If so, what is the motivation of data controllers to enter into Data Processing Agreement with as much vendors as possible? Usually the explanation comes down to the following argument: “vendor may access to our production environment, which may entail someprocessing of controller’s personal data”.
The key words here are: “may” access and “some” processing. Does “may process” sound like data processing instruction? Is this processing obligatory for the vendor? Does controller have the right to oblige their vendor to access the controller’s data? It seems, that the answer is “no”. If the vendor “may” access the data, but is not obliged to do it, this means that the moment of access depends on the vendor solely and the controller does not control the data or its processing. This case demonstrates, how controller discloses personal data to a party, which is not even a data processor.
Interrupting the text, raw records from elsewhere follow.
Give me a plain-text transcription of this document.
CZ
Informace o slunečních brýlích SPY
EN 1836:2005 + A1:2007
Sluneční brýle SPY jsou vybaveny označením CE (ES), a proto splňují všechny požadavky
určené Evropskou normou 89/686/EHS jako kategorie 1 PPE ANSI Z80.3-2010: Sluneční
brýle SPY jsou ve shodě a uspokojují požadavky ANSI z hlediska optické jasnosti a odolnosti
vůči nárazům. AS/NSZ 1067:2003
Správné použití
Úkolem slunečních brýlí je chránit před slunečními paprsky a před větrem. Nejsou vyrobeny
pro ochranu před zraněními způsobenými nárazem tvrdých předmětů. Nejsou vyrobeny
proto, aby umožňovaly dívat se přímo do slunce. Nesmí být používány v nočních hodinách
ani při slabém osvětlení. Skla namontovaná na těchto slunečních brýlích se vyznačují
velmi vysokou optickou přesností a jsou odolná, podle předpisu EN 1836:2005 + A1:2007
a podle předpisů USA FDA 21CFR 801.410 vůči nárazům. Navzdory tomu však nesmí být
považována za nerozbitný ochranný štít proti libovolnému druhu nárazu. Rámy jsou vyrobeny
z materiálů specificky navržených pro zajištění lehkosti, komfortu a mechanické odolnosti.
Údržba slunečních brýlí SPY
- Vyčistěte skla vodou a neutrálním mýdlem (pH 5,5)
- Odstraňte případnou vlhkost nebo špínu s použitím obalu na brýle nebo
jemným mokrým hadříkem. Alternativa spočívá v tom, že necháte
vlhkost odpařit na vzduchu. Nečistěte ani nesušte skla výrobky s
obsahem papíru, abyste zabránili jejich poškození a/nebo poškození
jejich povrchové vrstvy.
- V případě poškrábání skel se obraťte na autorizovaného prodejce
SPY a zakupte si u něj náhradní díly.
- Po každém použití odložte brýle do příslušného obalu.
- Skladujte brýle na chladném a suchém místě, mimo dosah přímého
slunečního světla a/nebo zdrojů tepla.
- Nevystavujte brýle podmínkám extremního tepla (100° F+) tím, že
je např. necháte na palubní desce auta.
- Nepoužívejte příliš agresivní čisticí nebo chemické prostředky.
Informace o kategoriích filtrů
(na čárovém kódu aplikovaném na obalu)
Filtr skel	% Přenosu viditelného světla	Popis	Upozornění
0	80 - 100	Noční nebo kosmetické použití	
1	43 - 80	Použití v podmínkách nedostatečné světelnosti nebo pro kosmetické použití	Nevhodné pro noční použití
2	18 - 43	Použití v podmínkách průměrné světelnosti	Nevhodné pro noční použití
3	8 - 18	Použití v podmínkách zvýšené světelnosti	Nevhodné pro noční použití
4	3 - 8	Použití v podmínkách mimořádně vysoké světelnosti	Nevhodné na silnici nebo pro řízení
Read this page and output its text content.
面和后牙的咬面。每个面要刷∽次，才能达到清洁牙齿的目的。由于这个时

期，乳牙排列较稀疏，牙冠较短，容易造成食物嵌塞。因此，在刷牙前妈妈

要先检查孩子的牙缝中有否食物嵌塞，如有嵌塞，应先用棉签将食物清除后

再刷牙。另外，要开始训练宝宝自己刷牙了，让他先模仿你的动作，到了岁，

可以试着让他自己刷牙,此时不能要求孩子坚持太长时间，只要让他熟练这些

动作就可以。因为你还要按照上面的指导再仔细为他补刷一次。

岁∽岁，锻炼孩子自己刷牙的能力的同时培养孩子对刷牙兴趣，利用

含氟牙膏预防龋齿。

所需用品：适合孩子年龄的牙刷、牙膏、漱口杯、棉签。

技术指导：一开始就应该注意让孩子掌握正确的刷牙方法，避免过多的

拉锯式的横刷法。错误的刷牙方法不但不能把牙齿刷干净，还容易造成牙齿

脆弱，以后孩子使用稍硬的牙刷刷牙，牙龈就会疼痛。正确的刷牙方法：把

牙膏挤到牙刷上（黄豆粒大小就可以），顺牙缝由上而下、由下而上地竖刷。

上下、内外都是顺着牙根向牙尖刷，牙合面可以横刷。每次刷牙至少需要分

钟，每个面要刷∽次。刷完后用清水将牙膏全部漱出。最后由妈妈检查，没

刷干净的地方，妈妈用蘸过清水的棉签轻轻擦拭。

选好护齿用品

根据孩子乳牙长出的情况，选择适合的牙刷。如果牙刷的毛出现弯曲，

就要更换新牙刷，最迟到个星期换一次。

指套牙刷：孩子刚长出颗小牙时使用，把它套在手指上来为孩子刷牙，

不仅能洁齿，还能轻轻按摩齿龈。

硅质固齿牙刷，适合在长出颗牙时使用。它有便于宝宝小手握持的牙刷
“Some” processing also does not seem like data processing instruction, which is an obligation by its legal nature. And an obligation should have a definite subject matter. It could not be something vague, random or at vendor’s discretion. And the controller loses the control on data again in this case.
Such “potential access” arises as a side effect of the provision of services in controller’s unprotected environment. But it is not a service of processing itself.
Also the difference between actual processing and potential processing is in the final result of data processing: actual processing influences the data somehow and has an effect expected by the parties, while potential processing has zero influence as it does not exist.
iii. Let’s brainstorm the case
By ensuring the proper level of security, controller may avoid any unnecessary disclosure of data via “potential access” and exclude the related confusion between an actual processing of data (result of legal obligation) and unreasonable disclosure (result of controller’s negligence).
When granting access to software developers, the controller usually does not expect or require any particular processing from the vendor, on the contrary, they seek to limit the risks of data alteration or leakage by long lists of prohibitions and security requirements. Therefore, the controller does not actually need the processing services, which it imposes on the vendor, but is trying to protect themselves from the risks.
Does this approach really protect from risks so well, or vice versa - increases them?
After all, the GDPR does not impose any responsibility on the recipient, but imposes responsibility on the processor. But what if software developer is not a processor?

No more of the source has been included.